- Born: 17 October 1919 El Dorado, California, United States
- Died: 25 December 2024 (aged 105) Los Gatos, California, United States
- Military career
- Allegiance: United States
- Branch: United States Navy
- Service years: 1941–1945 1950–1953
- Known for: Survivor of the attack on Pearl Harbor

= Warren Upton =

World War II veteran and Pearl Harbor survivor

Warren "Red" Upton (17 October 1919 – 25 December 2024) was an American World War II veteran who served in the United States Navy. He was one of the last living survivors of the attack on Pearl Harbor on December 7, 1941, having been stationed aboard the battleship USS Utah.

== Early life ==
Upton was born in El Dorado, California. He enlisted in the United States Navy as a teenager prior to the United States' entry into World War II, part of a generation of young servicemen who joined during the rapid military buildup of the early 1940s.

== Military service ==
Upton was assigned to the battleship USS Utah, which was moored at Pearl Harbor, Hawaii, on the morning of December 7, 1941. During the Japanese attack, Utah was struck by torpedoes and capsized within minutes.
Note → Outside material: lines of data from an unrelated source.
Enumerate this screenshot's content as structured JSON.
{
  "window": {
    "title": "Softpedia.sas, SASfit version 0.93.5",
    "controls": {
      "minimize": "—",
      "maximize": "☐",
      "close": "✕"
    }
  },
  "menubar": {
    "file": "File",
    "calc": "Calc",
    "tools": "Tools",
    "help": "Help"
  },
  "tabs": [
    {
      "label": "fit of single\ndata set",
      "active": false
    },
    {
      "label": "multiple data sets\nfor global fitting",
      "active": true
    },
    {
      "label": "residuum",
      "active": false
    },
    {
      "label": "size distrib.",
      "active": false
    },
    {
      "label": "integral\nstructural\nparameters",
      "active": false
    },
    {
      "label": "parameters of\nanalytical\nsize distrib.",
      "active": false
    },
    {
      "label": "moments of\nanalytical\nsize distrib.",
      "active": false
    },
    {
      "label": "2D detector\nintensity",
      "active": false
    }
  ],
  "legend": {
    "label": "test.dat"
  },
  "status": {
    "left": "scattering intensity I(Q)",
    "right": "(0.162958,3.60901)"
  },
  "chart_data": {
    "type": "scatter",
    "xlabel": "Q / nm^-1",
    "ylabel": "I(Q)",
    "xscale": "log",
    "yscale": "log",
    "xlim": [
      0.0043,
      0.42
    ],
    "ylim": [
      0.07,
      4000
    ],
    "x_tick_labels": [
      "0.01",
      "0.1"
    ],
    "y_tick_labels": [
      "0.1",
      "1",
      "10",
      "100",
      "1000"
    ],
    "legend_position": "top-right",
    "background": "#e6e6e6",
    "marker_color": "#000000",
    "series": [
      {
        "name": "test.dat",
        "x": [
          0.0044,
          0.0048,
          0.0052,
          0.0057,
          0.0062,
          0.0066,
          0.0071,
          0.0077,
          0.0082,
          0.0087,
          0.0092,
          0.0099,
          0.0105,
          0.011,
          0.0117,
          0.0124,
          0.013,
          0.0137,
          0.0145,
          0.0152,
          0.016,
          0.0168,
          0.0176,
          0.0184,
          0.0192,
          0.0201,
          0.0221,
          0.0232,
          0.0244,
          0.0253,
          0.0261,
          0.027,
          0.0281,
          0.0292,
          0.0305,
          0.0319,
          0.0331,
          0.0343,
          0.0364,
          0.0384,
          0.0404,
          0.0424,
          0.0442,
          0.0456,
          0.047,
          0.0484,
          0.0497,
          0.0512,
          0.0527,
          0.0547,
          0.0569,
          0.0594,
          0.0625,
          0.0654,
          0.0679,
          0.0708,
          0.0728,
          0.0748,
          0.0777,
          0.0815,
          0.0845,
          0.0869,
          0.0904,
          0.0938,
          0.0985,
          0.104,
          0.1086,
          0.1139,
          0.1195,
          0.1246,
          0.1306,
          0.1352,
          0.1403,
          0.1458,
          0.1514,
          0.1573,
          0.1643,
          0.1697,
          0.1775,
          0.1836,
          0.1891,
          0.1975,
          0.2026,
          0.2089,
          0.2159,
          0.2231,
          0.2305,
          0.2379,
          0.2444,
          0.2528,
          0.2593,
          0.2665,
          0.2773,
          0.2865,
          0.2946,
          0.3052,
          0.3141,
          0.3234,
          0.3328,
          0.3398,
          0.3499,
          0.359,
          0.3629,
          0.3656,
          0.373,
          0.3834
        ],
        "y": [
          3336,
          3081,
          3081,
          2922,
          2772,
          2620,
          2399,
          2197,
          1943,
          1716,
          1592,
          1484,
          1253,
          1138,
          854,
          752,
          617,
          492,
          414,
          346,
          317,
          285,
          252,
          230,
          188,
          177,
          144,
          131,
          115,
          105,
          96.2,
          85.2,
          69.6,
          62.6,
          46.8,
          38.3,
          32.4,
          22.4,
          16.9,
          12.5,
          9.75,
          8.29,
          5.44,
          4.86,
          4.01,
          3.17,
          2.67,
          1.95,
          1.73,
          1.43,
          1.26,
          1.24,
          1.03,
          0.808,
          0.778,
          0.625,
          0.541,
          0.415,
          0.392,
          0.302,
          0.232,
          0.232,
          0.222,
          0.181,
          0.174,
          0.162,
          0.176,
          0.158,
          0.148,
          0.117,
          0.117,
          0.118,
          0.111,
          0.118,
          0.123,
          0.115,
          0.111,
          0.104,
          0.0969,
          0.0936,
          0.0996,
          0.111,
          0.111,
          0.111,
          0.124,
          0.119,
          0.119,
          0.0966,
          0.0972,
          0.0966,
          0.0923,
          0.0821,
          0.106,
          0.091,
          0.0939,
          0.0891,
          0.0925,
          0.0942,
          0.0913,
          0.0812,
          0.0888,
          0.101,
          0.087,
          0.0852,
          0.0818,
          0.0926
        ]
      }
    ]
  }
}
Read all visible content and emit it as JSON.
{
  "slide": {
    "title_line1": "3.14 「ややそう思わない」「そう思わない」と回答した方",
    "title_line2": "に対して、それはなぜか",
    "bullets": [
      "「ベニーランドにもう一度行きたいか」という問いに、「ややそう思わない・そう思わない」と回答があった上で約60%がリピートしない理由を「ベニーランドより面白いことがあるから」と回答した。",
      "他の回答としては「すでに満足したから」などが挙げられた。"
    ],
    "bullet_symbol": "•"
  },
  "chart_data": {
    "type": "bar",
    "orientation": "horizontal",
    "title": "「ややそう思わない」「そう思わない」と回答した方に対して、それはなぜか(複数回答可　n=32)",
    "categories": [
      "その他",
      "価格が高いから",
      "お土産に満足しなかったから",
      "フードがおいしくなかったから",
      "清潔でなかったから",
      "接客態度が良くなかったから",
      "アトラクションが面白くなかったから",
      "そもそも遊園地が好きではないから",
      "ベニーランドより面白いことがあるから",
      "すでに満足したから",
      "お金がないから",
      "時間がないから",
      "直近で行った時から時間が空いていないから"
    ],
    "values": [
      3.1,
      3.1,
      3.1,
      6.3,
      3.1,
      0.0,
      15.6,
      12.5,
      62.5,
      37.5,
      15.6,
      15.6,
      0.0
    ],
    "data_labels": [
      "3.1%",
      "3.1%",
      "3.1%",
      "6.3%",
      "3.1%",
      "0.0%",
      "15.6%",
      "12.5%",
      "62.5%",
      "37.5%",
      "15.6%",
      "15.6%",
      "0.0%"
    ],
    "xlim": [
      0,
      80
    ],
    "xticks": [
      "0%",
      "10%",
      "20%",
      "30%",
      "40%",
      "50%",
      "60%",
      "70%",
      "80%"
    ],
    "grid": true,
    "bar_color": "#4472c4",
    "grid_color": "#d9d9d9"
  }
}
Upton survived by escaping the overturned vessel under hazardous conditions. Sixty-four crew members were killed aboard Utah, many of whom remain entombed within the ship, which is now a designated war grave.

Following the attack, Upton continued to serve in the Navy as a radioman throughout World War II before being discharged at the conclusion of the conflict. He later served again during the Korean War.

== Later life ==
After the war, Upton returned to civilian life and later settled in California. In his later years, he became active in public education and remembrance efforts, frequently speaking at schools, museums, and memorial events about his experiences at Pearl Harbor and the importance of historical memory.

As the number of living Pearl Harbor survivors declined, Upton gained national recognition as one of the final firsthand witnesses to the attack, often emphasizing the lesser-known loss of the USS Utah compared with other ships sunk that day.

== Death ==
Warren Upton died on 25 December 2024 in Los Gatos, California, at the age of 105. At the time of his death, he was widely reported to be the last surviving crew member of the USS Utah and among the final living survivors of the Pearl Harbor attack.